If you lose your job in the Vail Valley … | VailDaily.com
YOUR AD HERE »

If you lose your job in the Vail Valley …

Kristin Anderson/Vail DailyColorado Workforce Center employment specialist Mary Cunningham, right, talks with Manuel Flores about finding work Tuesday in Edwards., Colorado.
ALL |

VAIL VALLEY, Colorado ” It’s been a long time since Mary Cunningham’s Vail Valley, Colorado office has been this busy this time of year.

Cunningham runs the Colorado Job Service office in Edwards. In the flush times, Cunningham had lots of jobs on the board, and not many applicants. It’s the other way around right now.

“We’re not getting a lot of jobs posted right now,” Cunningham said. “And we’re fielding a lot of calls about unemployment, especially early in the week.”



Unemployment in Eagle County is still running about 1 percent lower than the last published state average of 5.6 percent. But plenty of people are looking for work.

While they look there’s unemployment insurance, state aid for the laid-off or others who have lost their jobs.



While most state officials are currently scrambling to either justify their funding or find ways to cut it, the state’s unemployment offices are a growing operation. New phone operators and representatives have been hired, and the state office’s funding ” supplied by the federal government ” has been increasing.

“It’s ironic that in bad economic times, the unemployment office is hiring,” said Bill Thoennes of the Colorado Department of Labor and Employment. “We’re bringing in 30 more people and 240 more phone lines.”

Those people and phone lines are needed because of demand, of course. Thoennes said people have spent hours on hold over the past couple of months, or, worse, callers will get nothing but busy signals.



With the phone lines humming, the Internet is by far the best way to get an unemployment claim rolling, Thoennes said. And, he added, it’s always a good idea to file for benefits.

There are a few ways to qualify for unemployment insurance, and even more to be denied benefits, Thoennes said.

The bottom line is if you lose your job and it wasn’t your fault, you’re likely eligible for benefits. People who quit, or are fired for cause ” whether the cause is job performance or other problems ” aren’t eligible. But even those fired for cause can file a claim, although there’s a process by which the state will determine whether or not someone is eligible.

It isn’t just people who have been laid off who are eligible for benefits. If someone has to give up a job to care for a sick child or parent, or who has to quit a job because a spouse has found a job elsewhere, can also file for benefits.

But unemployment insurance is intended to be a stopgap way to make ends meet while people are between jobs. Most of the time, work is a better option.

The main catch is the benefit payments. Thoennes said benefit payments can range from as little as $25 to a maximum of $475 per week, based on how much an applicant was making in his or her most recent job. The average benefit payment is about $380 per week.

At the moment, benefits last for up to 26 weeks, although Congress could extend that time.

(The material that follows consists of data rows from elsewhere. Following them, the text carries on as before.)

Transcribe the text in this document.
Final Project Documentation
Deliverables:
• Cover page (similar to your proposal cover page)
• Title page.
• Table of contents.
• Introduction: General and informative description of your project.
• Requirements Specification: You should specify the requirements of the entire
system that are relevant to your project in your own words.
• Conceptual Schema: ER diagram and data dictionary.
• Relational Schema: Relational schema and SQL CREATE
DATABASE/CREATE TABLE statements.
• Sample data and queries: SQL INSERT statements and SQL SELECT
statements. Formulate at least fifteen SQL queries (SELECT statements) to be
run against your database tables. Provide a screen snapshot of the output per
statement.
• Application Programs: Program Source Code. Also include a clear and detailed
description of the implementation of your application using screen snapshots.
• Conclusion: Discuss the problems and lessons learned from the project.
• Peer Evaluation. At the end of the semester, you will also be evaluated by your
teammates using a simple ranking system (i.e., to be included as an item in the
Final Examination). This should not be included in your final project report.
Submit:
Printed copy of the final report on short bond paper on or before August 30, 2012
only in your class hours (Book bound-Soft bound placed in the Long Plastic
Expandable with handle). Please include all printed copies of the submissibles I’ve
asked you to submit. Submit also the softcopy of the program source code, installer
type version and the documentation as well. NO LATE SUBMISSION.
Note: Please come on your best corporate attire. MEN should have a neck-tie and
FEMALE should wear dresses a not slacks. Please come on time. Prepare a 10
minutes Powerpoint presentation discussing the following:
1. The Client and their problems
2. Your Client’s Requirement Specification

It can also take four to five weeks, on average, for someone to receive that first unemployment check (Actual checks are rare these days ” most benefits are paid through either a state-issued debit card or direct deposit into a bank account).

Besides long waits for relatively small checks, people drawing unemployment have to “make themselves available” to work in any given week.

“If you end up volunteering so much in a week that you can’t take a job, you may be denied benefits for that week,” said Mike Cullen, director of the state’s unemployment insurance program.

People who decide to start their own, home-based businesses and turn down work to nurture their own ventures can also be denied benefits, Cullen said.

“You have to be available to work,” he said.

But, Cullen said, people are only expected to be available to work in jobs they’re trained to do.

“We don’t expect an architect to take a job at McDonald’s just because that’s the only job available,” he said.

And people can pick up part-time work while drawing unemployment. Cullen said people can earn up to 25 percent of their weekly benefit at other jobs. Any more than that, and checks from the state are reduced dollar for dollar.

Severance packages can be another complication in the unemployment insurance world.

“Any cash payment received from an employer counts against your benefits, but we’ll try to determine how that happens,” Cullen said.

For instance, payment for vacation time or other benefits will delay unemployment payments. But true severance payments will cut the amount of unemployment you can ultimately receive.

“If you could get $10,000 and you get a $5,000 severance payment, your benefit is cut to $5,000,” Cullen said.

For those negotiating the ins and outs of the system, Thoennes said there’s at least some good news.

“We in Colorado are in better shape than many states,” Thoennes said. “We haven’t seen the massive shutdowns they have in Michigan or Ohio. Colorado has a more diversified economy and workforce.”